The crux is this – as designers and product managers we need to explore the idea space offered by today’s Information and Communication technology to ensure productivity growth – through design driven innovation (among other means).
In other words, we need a 0.5 to 1 approach. Peter Thiel differentiates between zero to one and one to n innovations. The former is creating something new and the latter is just copying what already worked. But I think we have another space. At 0.5 level, the technology is present, but the applications are not fully realized.
Today, these technologies are Machine Learning and Blockchain. But even the internet in general (social, mobile) might offer more areas for good products – like a social network for maximalist careers.
We need to look at technology as an key ingredient of products, and not as a flavor – ‘added on top’. Many startups brand themselves as [x] + AI or [x] + blockchain, but that is incremental thinking. (Even while we compare AI to electricity, we almost never think of a product as [x] + electricity, because we know that electricity is just there). This ‘add on top’ thinking gives rise to the idea of ‘assistants’ – which is surely not the best we can do with these powerful algorithms. Rather than have an assistant help me, I would rather have tools which make me better at my work.
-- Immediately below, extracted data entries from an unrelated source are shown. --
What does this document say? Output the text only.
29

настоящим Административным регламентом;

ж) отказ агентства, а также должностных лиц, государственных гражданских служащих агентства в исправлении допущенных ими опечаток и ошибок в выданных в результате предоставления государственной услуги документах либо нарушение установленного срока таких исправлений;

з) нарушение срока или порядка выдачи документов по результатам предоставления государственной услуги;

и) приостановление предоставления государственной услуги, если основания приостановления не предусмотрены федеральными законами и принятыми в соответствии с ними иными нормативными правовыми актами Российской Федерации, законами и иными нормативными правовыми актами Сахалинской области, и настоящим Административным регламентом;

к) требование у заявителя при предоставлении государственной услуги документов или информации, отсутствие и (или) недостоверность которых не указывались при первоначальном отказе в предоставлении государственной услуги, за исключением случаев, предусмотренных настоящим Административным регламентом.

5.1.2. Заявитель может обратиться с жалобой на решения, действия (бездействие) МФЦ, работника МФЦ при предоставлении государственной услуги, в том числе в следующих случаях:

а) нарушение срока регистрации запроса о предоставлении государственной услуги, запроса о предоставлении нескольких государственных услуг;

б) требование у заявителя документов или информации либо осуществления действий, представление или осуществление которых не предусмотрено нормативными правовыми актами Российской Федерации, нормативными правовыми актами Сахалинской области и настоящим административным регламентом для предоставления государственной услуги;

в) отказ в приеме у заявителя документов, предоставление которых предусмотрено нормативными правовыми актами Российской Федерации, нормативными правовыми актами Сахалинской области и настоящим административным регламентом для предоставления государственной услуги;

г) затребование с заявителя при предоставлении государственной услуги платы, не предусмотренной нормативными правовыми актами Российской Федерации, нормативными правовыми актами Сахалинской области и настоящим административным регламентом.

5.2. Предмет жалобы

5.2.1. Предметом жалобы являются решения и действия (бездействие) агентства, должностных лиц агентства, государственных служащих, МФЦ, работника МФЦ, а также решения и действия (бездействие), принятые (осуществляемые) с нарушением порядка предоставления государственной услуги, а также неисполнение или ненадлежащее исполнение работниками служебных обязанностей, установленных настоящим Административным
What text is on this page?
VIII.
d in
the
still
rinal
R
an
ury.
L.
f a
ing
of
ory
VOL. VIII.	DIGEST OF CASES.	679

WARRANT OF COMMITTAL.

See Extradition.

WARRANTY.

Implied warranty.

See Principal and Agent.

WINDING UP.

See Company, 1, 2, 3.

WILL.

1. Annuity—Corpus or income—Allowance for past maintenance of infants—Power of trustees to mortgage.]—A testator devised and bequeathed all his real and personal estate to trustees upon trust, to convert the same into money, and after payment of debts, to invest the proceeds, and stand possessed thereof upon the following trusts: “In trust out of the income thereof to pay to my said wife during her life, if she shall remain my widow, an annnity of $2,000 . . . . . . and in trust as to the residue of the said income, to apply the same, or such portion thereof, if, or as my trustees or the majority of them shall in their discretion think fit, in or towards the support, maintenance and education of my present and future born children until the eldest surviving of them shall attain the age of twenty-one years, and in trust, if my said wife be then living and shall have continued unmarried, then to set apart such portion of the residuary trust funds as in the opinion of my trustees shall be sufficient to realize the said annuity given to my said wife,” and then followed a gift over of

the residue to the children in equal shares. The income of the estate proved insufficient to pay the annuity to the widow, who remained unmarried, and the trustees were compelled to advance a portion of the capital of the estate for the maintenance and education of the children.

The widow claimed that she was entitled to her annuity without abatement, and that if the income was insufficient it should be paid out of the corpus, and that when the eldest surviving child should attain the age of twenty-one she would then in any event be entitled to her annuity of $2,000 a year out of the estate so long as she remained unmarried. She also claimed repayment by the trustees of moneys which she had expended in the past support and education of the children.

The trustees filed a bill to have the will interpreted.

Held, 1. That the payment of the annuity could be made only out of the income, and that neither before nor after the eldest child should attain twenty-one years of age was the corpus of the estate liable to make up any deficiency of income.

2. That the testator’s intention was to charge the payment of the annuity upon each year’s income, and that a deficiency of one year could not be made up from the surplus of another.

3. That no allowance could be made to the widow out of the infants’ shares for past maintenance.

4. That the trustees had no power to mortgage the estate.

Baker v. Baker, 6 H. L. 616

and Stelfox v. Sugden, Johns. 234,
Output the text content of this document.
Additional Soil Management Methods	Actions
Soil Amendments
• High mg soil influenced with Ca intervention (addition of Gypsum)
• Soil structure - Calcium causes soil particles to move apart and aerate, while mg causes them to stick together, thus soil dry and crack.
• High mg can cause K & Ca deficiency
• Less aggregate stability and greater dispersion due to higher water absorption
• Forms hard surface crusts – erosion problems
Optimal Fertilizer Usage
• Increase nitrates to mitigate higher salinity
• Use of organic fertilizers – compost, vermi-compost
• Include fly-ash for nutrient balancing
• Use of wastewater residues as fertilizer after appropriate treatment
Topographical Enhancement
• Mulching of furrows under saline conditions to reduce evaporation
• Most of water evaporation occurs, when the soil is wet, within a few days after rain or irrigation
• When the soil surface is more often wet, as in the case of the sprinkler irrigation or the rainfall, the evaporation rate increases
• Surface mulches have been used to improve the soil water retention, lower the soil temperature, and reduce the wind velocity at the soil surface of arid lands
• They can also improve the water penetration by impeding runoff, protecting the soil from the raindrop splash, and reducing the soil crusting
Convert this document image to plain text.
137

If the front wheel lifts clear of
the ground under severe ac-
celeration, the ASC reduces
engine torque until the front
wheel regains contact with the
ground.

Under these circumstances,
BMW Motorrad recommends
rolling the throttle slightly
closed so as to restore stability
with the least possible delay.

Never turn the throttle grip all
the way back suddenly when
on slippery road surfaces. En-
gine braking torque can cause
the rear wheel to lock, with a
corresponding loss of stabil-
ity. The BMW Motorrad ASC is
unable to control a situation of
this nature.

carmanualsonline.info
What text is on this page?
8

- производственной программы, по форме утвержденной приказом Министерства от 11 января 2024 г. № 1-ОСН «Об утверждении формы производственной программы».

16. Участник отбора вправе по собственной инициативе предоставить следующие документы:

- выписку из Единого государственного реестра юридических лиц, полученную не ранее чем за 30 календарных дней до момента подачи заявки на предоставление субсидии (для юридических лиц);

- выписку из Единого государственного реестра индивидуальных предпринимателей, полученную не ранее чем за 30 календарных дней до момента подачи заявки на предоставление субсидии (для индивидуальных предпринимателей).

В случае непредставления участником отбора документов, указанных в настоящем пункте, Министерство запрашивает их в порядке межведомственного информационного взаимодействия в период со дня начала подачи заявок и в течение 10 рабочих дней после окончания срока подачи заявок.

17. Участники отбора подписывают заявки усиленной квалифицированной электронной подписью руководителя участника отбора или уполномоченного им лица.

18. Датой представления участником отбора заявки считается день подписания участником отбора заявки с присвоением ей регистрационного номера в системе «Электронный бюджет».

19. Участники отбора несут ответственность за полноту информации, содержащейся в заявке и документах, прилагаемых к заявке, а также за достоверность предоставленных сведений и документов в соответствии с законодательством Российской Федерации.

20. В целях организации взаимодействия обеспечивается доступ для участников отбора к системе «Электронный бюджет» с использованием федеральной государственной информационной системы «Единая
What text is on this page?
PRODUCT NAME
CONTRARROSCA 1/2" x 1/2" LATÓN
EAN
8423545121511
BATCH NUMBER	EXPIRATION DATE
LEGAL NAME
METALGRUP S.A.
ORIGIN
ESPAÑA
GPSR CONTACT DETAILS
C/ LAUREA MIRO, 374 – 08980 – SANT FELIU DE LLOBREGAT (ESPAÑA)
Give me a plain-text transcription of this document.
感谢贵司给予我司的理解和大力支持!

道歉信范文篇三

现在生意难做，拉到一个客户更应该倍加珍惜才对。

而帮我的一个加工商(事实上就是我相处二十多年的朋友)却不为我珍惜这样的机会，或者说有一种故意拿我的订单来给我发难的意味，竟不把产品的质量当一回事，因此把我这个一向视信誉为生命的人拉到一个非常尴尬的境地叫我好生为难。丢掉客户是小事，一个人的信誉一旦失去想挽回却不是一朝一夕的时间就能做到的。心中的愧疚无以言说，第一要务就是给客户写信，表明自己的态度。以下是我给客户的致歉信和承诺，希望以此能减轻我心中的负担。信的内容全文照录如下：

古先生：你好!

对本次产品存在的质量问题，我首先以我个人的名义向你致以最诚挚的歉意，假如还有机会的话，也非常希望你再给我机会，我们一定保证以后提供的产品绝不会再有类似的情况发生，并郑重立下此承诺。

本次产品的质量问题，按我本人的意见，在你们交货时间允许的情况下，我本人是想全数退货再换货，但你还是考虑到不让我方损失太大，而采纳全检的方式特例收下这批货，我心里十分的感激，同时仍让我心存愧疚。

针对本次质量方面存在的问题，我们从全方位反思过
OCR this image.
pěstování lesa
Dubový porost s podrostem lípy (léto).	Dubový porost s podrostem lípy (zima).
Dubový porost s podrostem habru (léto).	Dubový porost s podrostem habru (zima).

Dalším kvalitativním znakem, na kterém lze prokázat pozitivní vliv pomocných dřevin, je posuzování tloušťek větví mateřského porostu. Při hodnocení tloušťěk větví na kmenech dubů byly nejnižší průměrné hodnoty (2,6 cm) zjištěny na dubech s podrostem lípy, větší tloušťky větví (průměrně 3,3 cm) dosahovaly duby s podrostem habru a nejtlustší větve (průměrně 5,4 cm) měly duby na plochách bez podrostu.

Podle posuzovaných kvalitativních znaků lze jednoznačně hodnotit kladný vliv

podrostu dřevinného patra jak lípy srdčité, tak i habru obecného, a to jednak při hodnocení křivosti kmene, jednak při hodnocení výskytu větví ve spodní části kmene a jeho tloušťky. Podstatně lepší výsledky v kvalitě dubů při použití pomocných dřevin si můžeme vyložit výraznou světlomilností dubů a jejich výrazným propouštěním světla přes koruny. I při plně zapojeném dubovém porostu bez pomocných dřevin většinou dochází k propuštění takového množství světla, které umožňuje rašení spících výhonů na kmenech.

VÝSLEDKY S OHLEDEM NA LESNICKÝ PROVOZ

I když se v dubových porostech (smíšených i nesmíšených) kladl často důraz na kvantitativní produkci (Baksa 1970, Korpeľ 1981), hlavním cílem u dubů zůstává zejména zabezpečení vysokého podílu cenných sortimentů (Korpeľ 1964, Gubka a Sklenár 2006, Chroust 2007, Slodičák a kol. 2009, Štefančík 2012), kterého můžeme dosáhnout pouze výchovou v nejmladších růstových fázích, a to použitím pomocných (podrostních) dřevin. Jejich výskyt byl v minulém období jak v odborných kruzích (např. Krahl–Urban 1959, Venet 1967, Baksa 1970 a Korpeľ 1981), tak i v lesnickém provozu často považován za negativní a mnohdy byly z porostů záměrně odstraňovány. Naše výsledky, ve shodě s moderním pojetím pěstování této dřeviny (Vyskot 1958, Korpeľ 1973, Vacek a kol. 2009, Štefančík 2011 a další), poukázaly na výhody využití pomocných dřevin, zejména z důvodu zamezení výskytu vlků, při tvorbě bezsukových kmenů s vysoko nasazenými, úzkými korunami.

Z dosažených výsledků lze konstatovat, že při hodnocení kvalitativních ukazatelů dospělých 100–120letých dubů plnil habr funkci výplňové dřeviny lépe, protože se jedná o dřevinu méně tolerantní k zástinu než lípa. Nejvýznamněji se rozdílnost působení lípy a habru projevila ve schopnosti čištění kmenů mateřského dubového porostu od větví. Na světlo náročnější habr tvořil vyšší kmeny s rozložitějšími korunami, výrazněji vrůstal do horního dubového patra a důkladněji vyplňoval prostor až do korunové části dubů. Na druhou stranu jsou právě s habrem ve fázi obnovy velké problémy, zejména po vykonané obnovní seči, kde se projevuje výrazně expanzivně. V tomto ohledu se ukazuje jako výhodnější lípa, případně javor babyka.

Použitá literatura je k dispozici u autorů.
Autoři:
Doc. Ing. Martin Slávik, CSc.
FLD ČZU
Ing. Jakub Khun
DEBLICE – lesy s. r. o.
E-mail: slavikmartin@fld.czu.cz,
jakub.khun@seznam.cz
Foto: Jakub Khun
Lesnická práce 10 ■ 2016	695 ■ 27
So to really see how algorithms could make our lives better, we need to think about specific and niche use cases, while being aware of the general capabilities of machine learning algorithms – like being effective at recommending content.
But while we see this power in consumer internet products, we don’t see them enough in productivity software. Why is there little or no use of these capabilities in MS Excel, WordPress, Sketch, Intuit, Evernote or even Google Analytics? Apart from Google Search and Gmail (somewhat), I find it hard to see applications of machine learning in productivity software. There are attempts, but solutions are not commonplace yet.
Let’s briefly outline a specific case to understand this better. If you were designing a UX design tool from scratch, how would you utilize the power of algorithms? (I don’t know of any UX design tool doing this, yet).
I start with my own workflow. When I design, I draw sketches on paper as well as make wireframes in design software to clarify ideas. Then I usually look for inspiration on sites like dribbble or behance to see if there is a better visual implementation of the same idea. Or, are there some new peripheral ideas related to the problem I am solving. Sometimes I consult sites like Useronboard.
What if I had a design tool which would take my sketch as an input, and gave me ‘recommended’ designs based on the sketch? This would quickly speed up my workflow and make the output better.
Similarly, there could be an algorithm based ‘design-critic’, sort of a spell-check for wireframes and visual designs. We need a lot of design critique and collaboration because one person alone can fail to see key aspects of a design (say, accessibility). What if the design tool can highlight these ‘errors’ in a design and ‘suggest’ improvements and examples?
Google can read all the text in websites, and also the images, surely advanced machine learning ability can also ‘read’ the design of the best designed apps and websites?
This idea is just a hint. It needs more working out, but this could very well be a valuable company which no one is building (yet).
I am quite sure if we investigate the detailed workflow of financial analysts, radiologists, or marketers, we would come across opportunities to create products which make use of algorithms, but with the people and their workflow at the centre – and this would give us better ideas
to apply these technologies for breakthrough products.
Adding algorithms ‘on top’ of products is the low-hanging fruit of innovation, and no harm in getting that first. But to get to productivity growth levels of the golden age, we need products which have machine learning technology as the ingredient. Products need to be re-imagined, and not just improved.
And that’s where we need design-driven innovation.